Das Konzernergebnis bleibt negativ. Der Fehlbetrag lag bei 6,4 Millionen Euro, nach 6,7 Millionen Euro im ersten Halbjahr 2025. Vor Zinsen, Steuern und Abschreibungen belief sich das Defizit auf 0,9 Millionen Euro – gegenüber 1,6 Millionen Euro ein Jahr zuvor.
Wer die Anteile beobachtet, sieht also Fortschritte in der richtigen Richtung, aber noch keinen Wendepunkt.
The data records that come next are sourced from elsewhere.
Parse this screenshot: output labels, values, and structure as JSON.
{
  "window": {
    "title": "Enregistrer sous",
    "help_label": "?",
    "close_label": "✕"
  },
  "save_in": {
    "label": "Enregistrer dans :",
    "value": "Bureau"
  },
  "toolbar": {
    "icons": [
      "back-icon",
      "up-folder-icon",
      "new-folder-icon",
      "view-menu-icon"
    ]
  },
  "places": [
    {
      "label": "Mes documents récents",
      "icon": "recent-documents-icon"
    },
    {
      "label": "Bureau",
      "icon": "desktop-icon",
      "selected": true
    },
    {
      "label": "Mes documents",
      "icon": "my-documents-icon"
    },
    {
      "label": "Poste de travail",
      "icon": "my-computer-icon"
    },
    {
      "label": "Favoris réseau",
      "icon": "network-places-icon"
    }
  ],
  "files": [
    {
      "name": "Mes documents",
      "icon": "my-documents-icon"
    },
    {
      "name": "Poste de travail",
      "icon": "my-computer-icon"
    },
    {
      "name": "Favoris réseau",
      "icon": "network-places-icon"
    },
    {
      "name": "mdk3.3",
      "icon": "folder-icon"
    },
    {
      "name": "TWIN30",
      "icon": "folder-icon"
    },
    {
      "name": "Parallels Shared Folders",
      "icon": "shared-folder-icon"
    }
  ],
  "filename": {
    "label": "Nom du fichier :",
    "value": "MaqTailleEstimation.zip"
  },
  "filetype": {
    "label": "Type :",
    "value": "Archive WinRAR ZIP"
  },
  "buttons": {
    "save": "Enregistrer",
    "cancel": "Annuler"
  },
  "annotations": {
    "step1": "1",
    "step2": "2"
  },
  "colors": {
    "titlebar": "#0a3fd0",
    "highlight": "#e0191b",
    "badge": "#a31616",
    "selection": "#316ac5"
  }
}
Das Segment Automation & Technology belastete die Ergebnisentwicklung. Projektverschiebungen führten zu Unterauslastung, wie das Unternehmen mitteilte. Besser lief es im Segment Industrial: Mehrere Beteiligungen entwickelten sich nach eigenen Angaben besser als im Vorjahreszeitraum. Die zum Jahresende 2025 übernommene französische TAM Groupe läuft planmäßig, erste Effizienzmaßnahmen seien umgesetzt worden.
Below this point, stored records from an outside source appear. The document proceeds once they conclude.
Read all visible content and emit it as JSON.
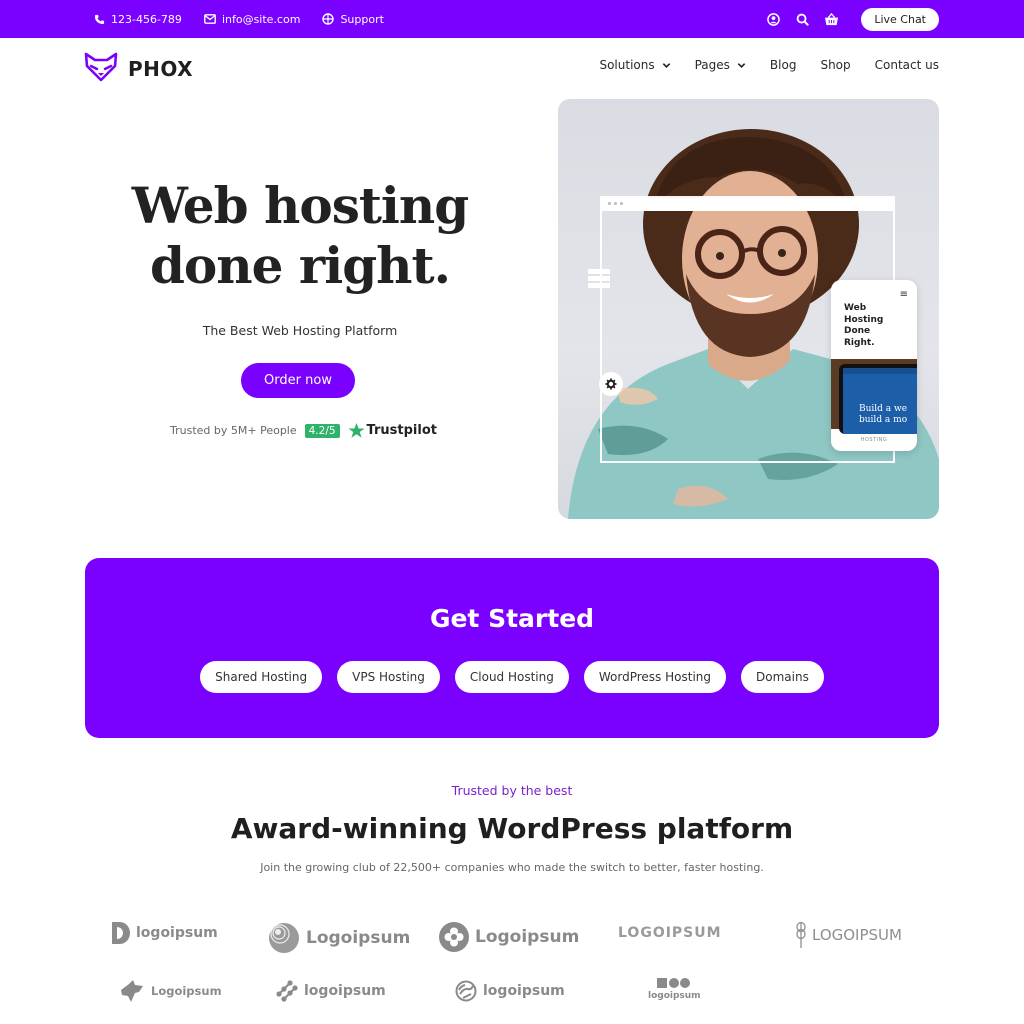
{
  "colors": {
    "brand": "#7a00ff",
    "rating_green": "#2fb36a",
    "eyebrow": "#7a22cc"
  },
  "topbar": {
    "phone": {
      "icon": "phone-icon",
      "label": "123-456-789"
    },
    "email": {
      "icon": "envelope-icon",
      "label": "info@site.com"
    },
    "support": {
      "icon": "globe-icon",
      "label": "Support"
    },
    "icons": [
      "user-icon",
      "search-icon",
      "basket-icon"
    ],
    "live_chat": "Live Chat"
  },
  "brand": {
    "name": "PHOX",
    "icon": "fox-logo-icon"
  },
  "nav": {
    "items": [
      {
        "label": "Solutions",
        "dropdown": true
      },
      {
        "label": "Pages",
        "dropdown": true
      },
      {
        "label": "Blog",
        "dropdown": false
      },
      {
        "label": "Shop",
        "dropdown": false
      },
      {
        "label": "Contact us",
        "dropdown": false
      }
    ]
  },
  "hero": {
    "title_line1": "Web hosting",
    "title_line2": "done right.",
    "subtitle": "The Best Web Hosting Platform",
    "cta": "Order now",
    "trusted_text": "Trusted by 5M+ People",
    "rating": "4.2/5",
    "trustpilot": "Trustpilot",
    "phone_mock": {
      "heading": [
        "Web",
        "Hosting",
        "Done",
        "Right."
      ],
      "screen_text": [
        "Build a we",
        "build a mo"
      ],
      "footer": "HOSTING"
    }
  },
  "get_started": {
    "title": "Get Started",
    "pills": [
      "Shared Hosting",
      "VPS Hosting",
      "Cloud Hosting",
      "WordPress Hosting",
      "Domains"
    ]
  },
  "trusted": {
    "eyebrow": "Trusted by the best",
    "title": "Award-winning WordPress platform",
    "subtitle": "Join the growing club of 22,500+ companies who made the switch to better, faster hosting."
  },
  "logos": [
    {
      "label": "logoipsum",
      "icon": "half-circle-logo-icon"
    },
    {
      "label": "Logoipsum",
      "icon": "sphere-logo-icon"
    },
    {
      "label": "Logoipsum",
      "icon": "clover-logo-icon"
    },
    {
      "label": "LOGOIPSUM",
      "icon": "wordmark-logo"
    },
    {
      "label": "LOGOIPSUM",
      "icon": "wheat-logo-icon"
    },
    {
      "label": "Logoipsum",
      "icon": "animal-logo-icon"
    },
    {
      "label": "logoipsum",
      "icon": "dots-network-logo-icon"
    },
    {
      "label": "logoipsum",
      "icon": "striped-circle-logo-icon"
    },
    {
      "label": "logoipsum",
      "icon": "shapes-logo-icon"
    }
  ]
}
Der Auftragseingang stieg deutlich, und der Auftragsbestand liegt insgesamt auf hohem Niveau. Das Unternehmen sieht darin eine Grundlage für eine bessere operative Entwicklung im zweiten Halbjahr. Die geschäftsführenden Direktoren sind mit dem bisherigen Ergebnis nicht zufrieden.
Die Eigenkapitalquote sank zum 30. Juni 2026 auf 13,7 Prozent, nach 14,6 Prozent ein Jahr zuvor. Die Bilanzsumme stieg auf 107,5 Millionen Euro. Die Zahlungsmittel lagen bei 7,3 Millionen Euro und damit deutlich über dem Vorjahreswert.
Ob die laufenden Restrukturierungsprogramme und der hohe Auftragsbestand im zweiten Halbjahr tatsächlich zu einem positiven Ergebnis reichen, lässt die Mitteilung offen.